Our target audience isn’t necessarily creators just starting out, as they’re simply excited to get going, but the creators who are already deeply invested and are realizing that this life comes with a cost. We’ll help them make it through the Trough of Disillusionment, to the Slope of Enlightenment and ultimately, to a Plateau of Productivity.

Alt-text: A woman wearing a headset and a revealing silver and pink space-themed jumpsuit holds a pink ray gun.
Yaya Han is one of the most well-respected and well-known cosplay designers. At VidCon, she’ll share lessons from her long career as a creator.

Why did you ask Yaya Han to join you to discuss this particular topic?

A while ago, when thinking about how to bring creators back to the web, I became convinced that we need to look at narrow niches that have historically done well on the web, but that have now largely moved on to social media. My theory is that if we can find one of the most well-respected creators in that niche and turn them into a living case study, or “beacon,” on the importance of being on the web, it would yield better results than trying to cover broad topics in broad niches.

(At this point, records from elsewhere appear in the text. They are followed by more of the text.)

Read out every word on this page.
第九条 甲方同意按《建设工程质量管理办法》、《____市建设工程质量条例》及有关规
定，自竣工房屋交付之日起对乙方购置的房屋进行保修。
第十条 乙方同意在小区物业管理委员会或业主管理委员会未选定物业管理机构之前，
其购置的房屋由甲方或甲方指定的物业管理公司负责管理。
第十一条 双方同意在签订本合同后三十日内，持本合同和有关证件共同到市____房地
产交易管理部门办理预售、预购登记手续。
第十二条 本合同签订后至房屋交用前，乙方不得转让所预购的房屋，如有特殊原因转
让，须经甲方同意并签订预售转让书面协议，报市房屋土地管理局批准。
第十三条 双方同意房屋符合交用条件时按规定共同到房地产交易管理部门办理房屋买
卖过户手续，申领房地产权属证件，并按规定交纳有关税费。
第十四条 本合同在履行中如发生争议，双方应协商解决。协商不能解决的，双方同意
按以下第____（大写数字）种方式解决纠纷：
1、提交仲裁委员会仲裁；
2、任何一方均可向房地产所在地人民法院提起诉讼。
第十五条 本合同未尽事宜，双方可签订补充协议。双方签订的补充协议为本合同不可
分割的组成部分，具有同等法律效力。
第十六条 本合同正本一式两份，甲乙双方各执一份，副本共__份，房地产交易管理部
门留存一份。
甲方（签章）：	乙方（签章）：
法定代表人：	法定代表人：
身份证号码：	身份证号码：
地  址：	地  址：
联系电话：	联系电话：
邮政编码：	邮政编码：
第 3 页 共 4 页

To test this theory, I needed to find a niche I was familiar with, that’s sufficiently popular with GenZ and beyond, that’s visually appealing and comes with hugely popular social media influencers. I’ve had a longtime interest in Japanese pop culture, and noticed that cosplay grew from a seemingly obscure niche activity to a massive phenomenon over the years. Many cosplayers had websites a few years back, but nowadays, almost all activity is on social media. Cosplay was an ideal test niche.

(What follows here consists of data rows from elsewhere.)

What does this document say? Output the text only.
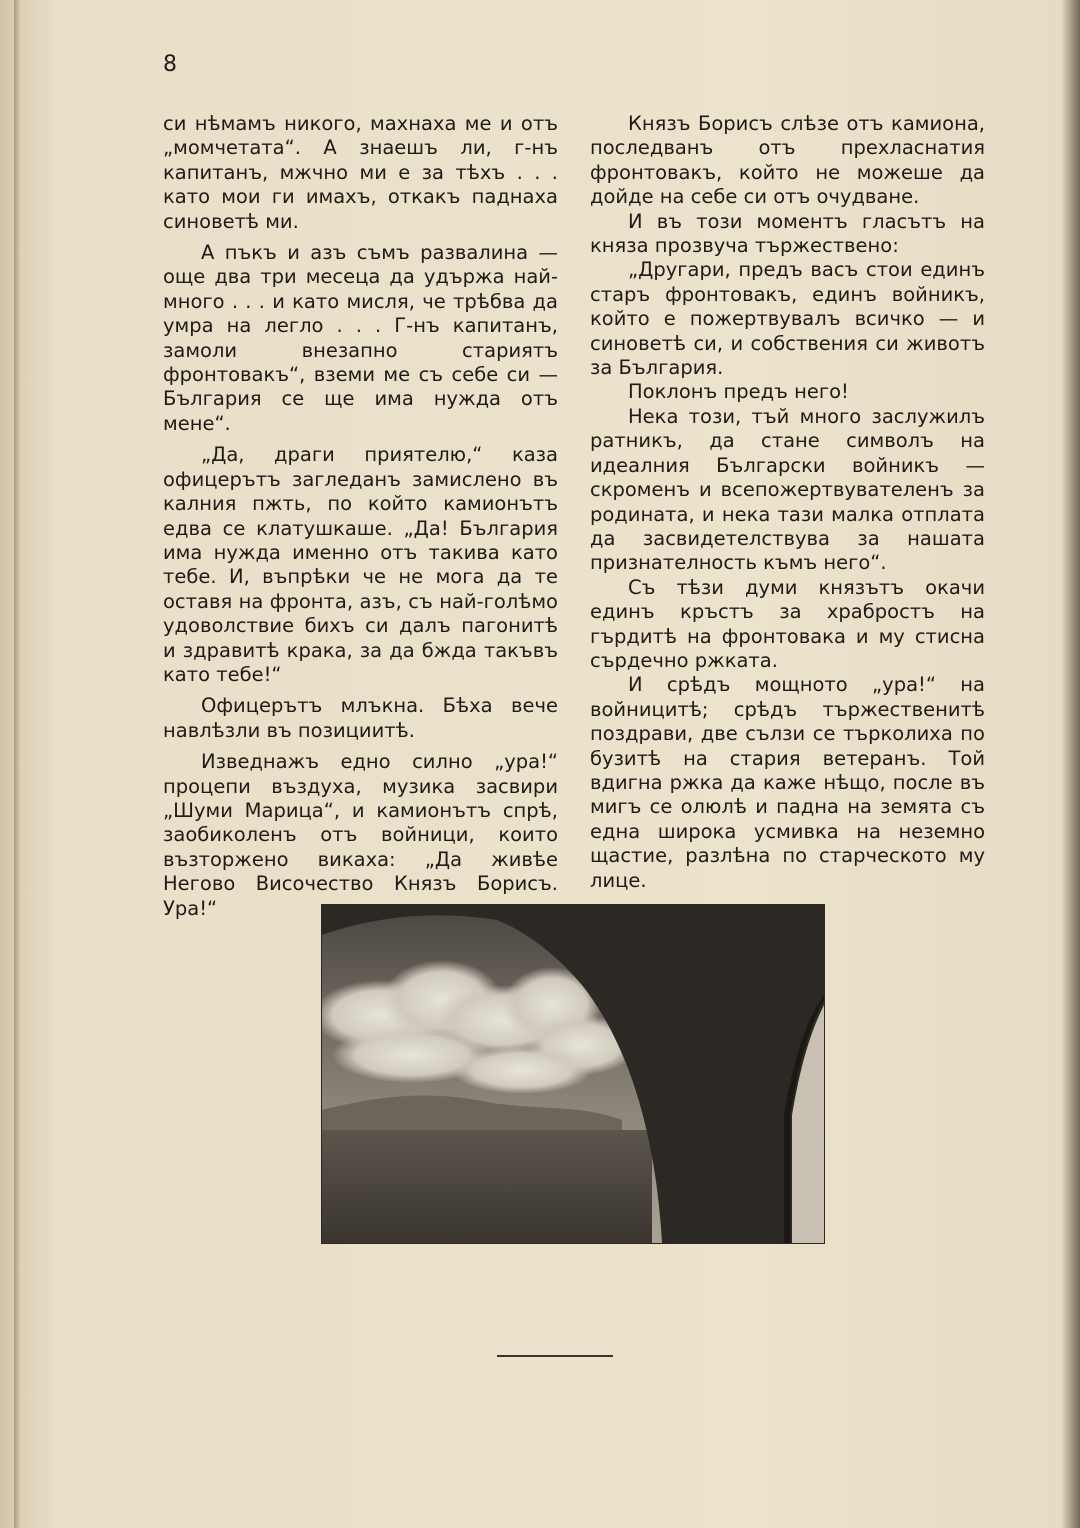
8

си нѣмамъ никого, махнаха ме и отъ „момчетата“. А знаешъ ли, г-нъ капитанъ, мжчно ми е за тѣхъ . . . като мои ги имахъ, откакъ паднаха синоветѣ ми.

А пъкъ и азъ съмъ развалина — още два три месеца да удържа най-много . . . и като мисля, че трѣбва да умра на легло . . . Г-нъ капитанъ, замоли внезапно стариятъ фронтовакъ“, вземи ме съ себе си — България се ще има нужда отъ мене“.

„Да, драги приятелю,“ каза офицерътъ загледанъ замислено въ калния пжть, по който камионътъ едва се клатушкаше. „Да! България има нужда именно отъ такива като тебе. И, въпрѣки че не мога да те оставя на фронта, азъ, съ най-голѣмо удоволствие бихъ си далъ пагонитѣ и здравитѣ крака, за да бжда такъвъ като тебе!“

Офицерътъ млъкна. Бѣха вече навлѣзли въ позициитѣ.

Изведнажъ едно силно „ура!“ процепи въздуха, музика засвири „Шуми Марица“, и камионътъ спрѣ, заобиколенъ отъ войници, които възторжено викаха: „Да живѣе Негово Височество Князъ Борисъ. Ура!“

Князъ Борисъ слѣзе отъ камиона, последванъ отъ прехласнатия фронтовакъ, който не можеше да дойде на себе си отъ очудване.

И въ този моментъ гласътъ на княза прозвуча тържествено:

„Другари, предъ васъ стои единъ старъ фронтовакъ, единъ войникъ, който е пожертвувалъ всичко — и синоветѣ си, и собствения си животъ за България.

Поклонъ предъ него!

Нека този, тъй много заслужилъ ратникъ, да стане символъ на идеалния Български войникъ — скроменъ и всепожертвувателенъ за родината, и нека тази малка отплата да засвидетелствува за нашата признателность къмъ него“.

Съ тѣзи думи князътъ окачи единъ кръстъ за храбростъ на гърдитѣ на фронтовака и му стисна сърдечно ржката.

И срѣдъ мощното „ура!“ на войницитѣ; срѣдъ тържественитѣ поздрави, две сълзи се търколиха по бузитѣ на стария ветеранъ. Той вдигна ржка да каже нѣщо, после въ мигъ се олюлѣ и падна на земята съ една широка усмивка на неземно щастие, разлѣна по старческото му лице.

I then identified the most well-respected cosplayers with websites to find that “beacon creator.” They had to be popular with fans and respected by other creators. And they had to use their website as part of their overall strategy. Yaya checked all the boxes, and when we met a few months back, we realized that we both have the same burning desire to revitalize the web while helping the cosplay community and the larger creator community get onto a sustainable, healthy path.

Even Yaya will say that her long career is a rarity in her industry. What can new creators learn from people like Yaya, who’ve made it as a creator for years? And what can longtime creators learn from the modern influencer?

I’ve chatted with Yaya about how every creator, including her, had to learn at some point to not obsess over follower counts, but instead look at what actually makes you attractive to brands and paying customers. That’s just one of many life lessons Yaya had to learn as a career creator, and because Yaya has done it for a much longer time than many others, she can help inspire a new generation of creators who are struggling because they rose to fame too quickly. These creators are all at risk of burning out, and Yaya, together with the Google for Creators team, and soon creators in all sorts of niches, can help them find a sustainable path to a long, successful career.

Your talk focuses on some really difficult challenges of being a content creator. Fortunately, you and Yaya have a lot of solutions, some of which may surprise the audience. Your focus is more on the long-game than short-term solutions.

That’s right, and best of all, some of these solutions are very easy to implement! For instance, getting a domain name to put in front of your link-in-bio takes probably less than 10 minutes, but ensures that you own that funnel or connection point. Now, whenever you switch link-in-bio providers, your links on all talks, videos, posts and so on will keep working and redirect fans to the right new home.

The most surprising realization for many will be that they don’t have to become outrageously famous to make it as a creator. There are tons of career creators out there who make more money with a few thousand fans than a big influencer with millions of followers. They do it by focusing on providing real value to their true fans, oftentimes with the help of their own website.

Thanks Paul for giving us a taste of what you’ll be talking about on Friday. Break a leg and have fun at VidCon!